Il Cremlino, gli sceicchi e il calcio romanticoLe trame di Putin e degli Emirati per far saltare la Superlega

La Süddeutsche Zeitung ha svelato che il presidente russo avrebbe convinto il patron del Chelsea, Roman Abramovic, ad abbandonare il progetto dei principali club calcistici di organizzare un torneo senza la Uefa (di cui è grande sponsor la compagnia petrolifera di Stato Gazprom)

Lapresse

La fine della Superlega non è mai stata solo la vittoria del calcio del popolo su quello dei ricchi e avidi imprenditori. E ancora meno è la vittoria dei tifosi che con le loro proteste avrebbero fatto ricredere le grandi società, o quella di Aleksander Ceferin, numero uno della Uefa, che avrebbe evitato un’ingiustizia opponendo i valori etici e solidali del football europeo.

La conferma arriva, semmai ce ne fosse bisogno, dal quotidiano tedesco Süddeutsche Zeitung: la riforma del calcio continentale sarebbe stata affossata dall’intervento dall’alto della Russia e di Abu Dhabi.

«Il proprietario del Chelsea Roman Abramovich avrebbe ricevuto lunedì una telefonata dal Cremlino di Mosca: Gazprom, la più grande società russa, di proprietà parzialmente statale, è main sponsor della Champions League», rivela il giornale tedesco.

Superlega contro Champions League adesso assomiglia molto di più a una battaglia tra interessi di grandi attori, e molto semplicemente ha prevalso la difesa dello status quo.

«In estate – si legge ancora sulle colonne di Süddeutsche Zeitung – gli Europei passeranno anche da San Pietroburgo, che dovrebbe ospitare anche la finale di Champions League nel 2022. Lo Zenit è praticamente la squadra di Gazprom. Ecco come la grande politica mondiale ha improvvisamente assunto un ruolo in questa vicenda: Abramovich non ha voglia di infastidire il presidente Putin. Vuole solo divertirsi, col pallone».

La questione non si esaurisce al Cremlino. Per comprendere a pieno bisogna guardare anche in Medio Oriente. «Il Manchester City, club di proprietà dell’Abu Dhabi United Group, avrebbe ricevuto una chiamata direttamente da Abu Dhabi. Una volta scoperto che i miliardi della Superlega non provenivano realmente da JP Morgan, ma che l’investimento iniziale proveniva dall’Arabia Saudita, hanno fermato l’operazione», scrive la testata tedesca.

La leadership emiratina non è necessariamente ostile a Riyadh, ma vorrebbe dare di sé un’immagine più liberale e cosmopolita, quindi non vorrebbe essere accostata all’Arabia Saudita. Non così direttamente almeno.
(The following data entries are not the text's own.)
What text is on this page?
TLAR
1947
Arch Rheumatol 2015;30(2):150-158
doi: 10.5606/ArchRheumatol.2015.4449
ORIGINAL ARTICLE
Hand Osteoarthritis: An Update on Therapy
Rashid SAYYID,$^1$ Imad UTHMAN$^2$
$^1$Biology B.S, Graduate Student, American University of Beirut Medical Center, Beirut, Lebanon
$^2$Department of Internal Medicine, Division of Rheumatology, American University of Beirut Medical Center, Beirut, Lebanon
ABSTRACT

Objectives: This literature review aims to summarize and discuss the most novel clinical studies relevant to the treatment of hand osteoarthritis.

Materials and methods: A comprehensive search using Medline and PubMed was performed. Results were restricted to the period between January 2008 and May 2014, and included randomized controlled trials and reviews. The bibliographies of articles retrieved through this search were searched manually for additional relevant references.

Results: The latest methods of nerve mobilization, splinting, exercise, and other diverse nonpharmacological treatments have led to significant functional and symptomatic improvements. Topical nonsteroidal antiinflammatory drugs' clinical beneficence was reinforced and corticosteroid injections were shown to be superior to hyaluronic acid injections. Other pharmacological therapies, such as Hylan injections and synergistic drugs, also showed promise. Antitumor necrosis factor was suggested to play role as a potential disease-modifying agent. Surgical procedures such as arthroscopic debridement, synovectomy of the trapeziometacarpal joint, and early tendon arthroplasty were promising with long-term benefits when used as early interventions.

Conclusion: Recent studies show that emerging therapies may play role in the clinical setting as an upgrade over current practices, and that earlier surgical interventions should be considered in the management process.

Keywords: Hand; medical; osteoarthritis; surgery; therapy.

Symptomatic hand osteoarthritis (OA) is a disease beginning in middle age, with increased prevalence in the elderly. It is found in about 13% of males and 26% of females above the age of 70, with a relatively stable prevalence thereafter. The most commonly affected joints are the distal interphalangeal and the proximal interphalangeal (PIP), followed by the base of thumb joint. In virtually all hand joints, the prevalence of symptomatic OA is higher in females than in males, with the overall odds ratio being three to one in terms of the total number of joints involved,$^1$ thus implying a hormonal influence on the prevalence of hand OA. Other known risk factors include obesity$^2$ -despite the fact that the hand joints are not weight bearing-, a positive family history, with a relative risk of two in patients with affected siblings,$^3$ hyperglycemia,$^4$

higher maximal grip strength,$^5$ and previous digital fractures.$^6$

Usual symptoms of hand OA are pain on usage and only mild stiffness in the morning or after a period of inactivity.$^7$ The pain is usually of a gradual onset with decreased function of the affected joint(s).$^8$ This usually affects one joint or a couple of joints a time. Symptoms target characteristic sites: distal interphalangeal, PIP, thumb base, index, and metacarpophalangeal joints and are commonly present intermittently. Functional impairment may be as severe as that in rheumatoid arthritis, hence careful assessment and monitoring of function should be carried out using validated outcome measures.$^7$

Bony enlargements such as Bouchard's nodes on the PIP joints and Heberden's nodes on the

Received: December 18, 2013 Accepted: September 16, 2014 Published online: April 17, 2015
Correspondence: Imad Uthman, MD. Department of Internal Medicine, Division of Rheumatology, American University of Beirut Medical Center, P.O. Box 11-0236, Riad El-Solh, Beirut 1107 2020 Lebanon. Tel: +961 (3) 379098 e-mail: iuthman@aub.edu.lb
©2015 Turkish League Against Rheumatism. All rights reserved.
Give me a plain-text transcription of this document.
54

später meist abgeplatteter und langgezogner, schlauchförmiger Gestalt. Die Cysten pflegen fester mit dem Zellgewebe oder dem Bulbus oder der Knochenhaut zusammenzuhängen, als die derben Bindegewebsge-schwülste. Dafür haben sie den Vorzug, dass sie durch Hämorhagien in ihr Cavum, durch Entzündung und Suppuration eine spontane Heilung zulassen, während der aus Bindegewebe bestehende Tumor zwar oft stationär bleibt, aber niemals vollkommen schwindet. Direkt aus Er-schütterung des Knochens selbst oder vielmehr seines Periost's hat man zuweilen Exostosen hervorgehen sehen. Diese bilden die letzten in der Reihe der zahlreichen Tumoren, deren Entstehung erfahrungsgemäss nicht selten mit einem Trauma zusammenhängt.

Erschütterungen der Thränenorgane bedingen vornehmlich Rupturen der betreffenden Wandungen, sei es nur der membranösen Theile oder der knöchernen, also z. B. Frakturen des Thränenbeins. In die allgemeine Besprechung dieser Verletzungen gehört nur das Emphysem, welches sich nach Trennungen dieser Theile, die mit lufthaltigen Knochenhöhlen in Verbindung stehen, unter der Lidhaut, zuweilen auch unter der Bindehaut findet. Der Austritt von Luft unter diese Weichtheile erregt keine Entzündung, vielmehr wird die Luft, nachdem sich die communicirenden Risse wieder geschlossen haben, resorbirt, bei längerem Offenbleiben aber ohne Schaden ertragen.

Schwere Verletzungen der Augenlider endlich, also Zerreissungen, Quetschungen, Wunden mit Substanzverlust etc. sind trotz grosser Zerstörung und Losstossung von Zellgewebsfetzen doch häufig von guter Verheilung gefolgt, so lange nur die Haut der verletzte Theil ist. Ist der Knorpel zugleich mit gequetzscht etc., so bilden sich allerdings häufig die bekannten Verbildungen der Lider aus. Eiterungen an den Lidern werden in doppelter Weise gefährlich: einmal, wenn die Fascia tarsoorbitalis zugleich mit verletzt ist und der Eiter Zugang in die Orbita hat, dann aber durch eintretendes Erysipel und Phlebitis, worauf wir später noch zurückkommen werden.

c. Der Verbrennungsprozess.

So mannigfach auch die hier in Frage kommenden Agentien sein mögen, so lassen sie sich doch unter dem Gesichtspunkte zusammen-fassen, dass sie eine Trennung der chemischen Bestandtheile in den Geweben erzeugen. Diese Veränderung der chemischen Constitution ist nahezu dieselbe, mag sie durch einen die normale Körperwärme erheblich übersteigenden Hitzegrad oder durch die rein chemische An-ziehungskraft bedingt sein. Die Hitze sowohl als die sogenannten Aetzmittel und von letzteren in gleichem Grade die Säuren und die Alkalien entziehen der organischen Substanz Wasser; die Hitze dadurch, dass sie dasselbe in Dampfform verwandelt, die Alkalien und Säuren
E già ieri qui a Linkiesta avevamo raccontato del ruolo giocato da Boris Johnson nel mettere pressione alle big six inglesi, dicendo che avrebbe creato complicazioni con i permessi di soggiorno per i calciatori stranieri.

In questo groviglio politico ci sarebbe anche Florentino Perez, che gestisce anche ACS, la più grande società di costruzioni spagnola: «L’anno scorso il Times di Londra ha riferito che Pérez si era aggiudicato il contratto per costruire Quiddiya, il centro di intrattenimento previsto in Arabia Saudita per 6,5 miliardi di euro, una sorta di Las Vegas. In questo modo il Real Madrid ha incassato 150 milioni, in cambio di una pubblicità in cui apparivano quattro giocatori della squadra. In più lo sponsor di maglia del Real è la compagnia aerea Emirates, che ovviamente appartiene agli Emirati Arabi Uniti e frutta 69 milioni di euro», rivela Süddeutsche Zeitung.

Mancherebbe all’appello solo la Uefa. L’organismo internazionale ha guadagnato moltissimo negli ultimi due decenni grazie ai ricavi prodotti dei top club europei. Negli ultimi giorni è emerso, come ha riportato Bloomberg, che il Team AG – filiale della Uefa che da anni negozia i contratti da cui provengono i milioni della Champions League – sta negoziando un accordo alternativo con la società di investimento londinese Centricus Assets.

In ballo dovrebbero esserci circa sei miliardi di euro cioè più della somma che avrebbe messo JP Morgan nella Superlega. L’interesse della Uefa e della politica nel far tramontare il progetto della Superlega è tutt’altro che la tradizione del calcio di strada e del popolo.